MKs say Barak must quit over Galant appointment

Landau decries media lynching of Galant; Katz: Curse of disengagement strikes again.

yoav galant311 (do not publish again) (photo credit: flash 90)
yoav galant311 (do not publish again)
(photo credit: flash 90)
Knesset Members from across the political spectrum called on Defense Minister Ehud Barak on Tuesday to resign, due to his failure in appointing Maj.-Gen. Yoav Galant as IDF chief of General Staff.
The MKs said Barak’s haste in appointing Galant and his failure to properly examine whether the appointment would face legal challenges proved that he could not be trusted to prepare Israel to deal with imminent threats to national security.
“Barak must take responsibility for the appointment and for the tremendous damage it did to the IDF and the country,” National Union MK Arye Eldad said. “From now on, there must be hearings of the Foreign Affairs and Defense Committee for such key positions, to ensure that lessons will be learned.”
Kadima MK Nachman Shai complained that Barak was treating the IDF as his own private property, and that by refusing to admit their failure, Barak and Prime Minister Binyamin Netanyahu were causing the public to lose faith in the defense establishment.
Two former defense ministers, MKs Shaul Mofaz (Kadima) and Amir Peretz (Labor) released simultaneous statements calling on Netanyahu and Barak to extend the tenure of current chief of General Staff Lt.-Gen. Gabi Ashkenazi until a new chief was chosen, rather than appoint Deputy Chief of General Staff Maj.-Gen. Yair Naveh as temporary army head for 60 days.
“This is the time to restore necessary tranquility to the General Staff in order to allow it to deal with the challenges and important missions that lie ahead,” Peretz said.
Although Peretz is a longtime nemesis of Barak, he refused to join calls for him to quit, saying that the IDF had been through enough tremors and that this was not the time to engage in personal attacks.
Minister-without-Portfolio Michael Eitan (Likud), the first politician who said Galant should not be allowed to be IDF chief, said the message of Tuesday’s developments was that public servants cannot get away with taking advantage of their positions to advance at the public’s expense.
Vice Premier Moshe Ya’alon, a former IDF chief who, like Eitan, did not vote for Galant’s appointment, issued a statement complaining about “ugly power struggles, manipulations and irresponsible behavior that created a heavy cloud over the IDF and harmed it professionally and ethically.”

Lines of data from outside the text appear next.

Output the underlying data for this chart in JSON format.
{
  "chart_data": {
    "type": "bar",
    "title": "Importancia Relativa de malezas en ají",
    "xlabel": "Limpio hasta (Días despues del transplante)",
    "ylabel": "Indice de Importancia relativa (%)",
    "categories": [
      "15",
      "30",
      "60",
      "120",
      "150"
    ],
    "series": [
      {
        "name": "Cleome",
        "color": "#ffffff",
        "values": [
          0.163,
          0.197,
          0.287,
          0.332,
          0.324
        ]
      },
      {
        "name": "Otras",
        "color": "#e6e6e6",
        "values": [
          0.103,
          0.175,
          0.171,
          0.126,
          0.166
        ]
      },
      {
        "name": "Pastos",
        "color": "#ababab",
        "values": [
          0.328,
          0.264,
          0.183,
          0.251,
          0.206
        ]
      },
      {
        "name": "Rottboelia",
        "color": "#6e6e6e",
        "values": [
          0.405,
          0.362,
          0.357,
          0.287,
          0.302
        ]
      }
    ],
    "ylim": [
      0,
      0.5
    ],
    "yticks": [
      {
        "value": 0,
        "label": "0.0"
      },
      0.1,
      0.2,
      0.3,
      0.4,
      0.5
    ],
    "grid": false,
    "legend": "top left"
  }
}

National Infrastructures Minister Uzi Landau (Israel Beiteinu), meanwhile, defended Galant and said the prime minister and defense minister should have insisted on his being chief of General Staff.
“No one in this world is an angel, but Galant has been lynched by the media,” he told Army Radio.
National Union chairman Ya’acov Katz said Galant’s not becoming chief of General Staff was further proof of what he called “the disengagement curse,” which has struck top figures involved in the 2005 withdrawal from the Gaza Strip with tragedies. Galant was former prime minister Ariel Sharon’s military attache at the time of the disengagement.
Other victims of the curse cited by Katz included Sharon, his son Omri, former president Moshe Katsav, former prime minister Ehud Olmert, former Kadima MK Haim Ramon, former IDF chief Dan Halutz, and the Israel Police’s Moshe Karadi and Uri Bar-Lev.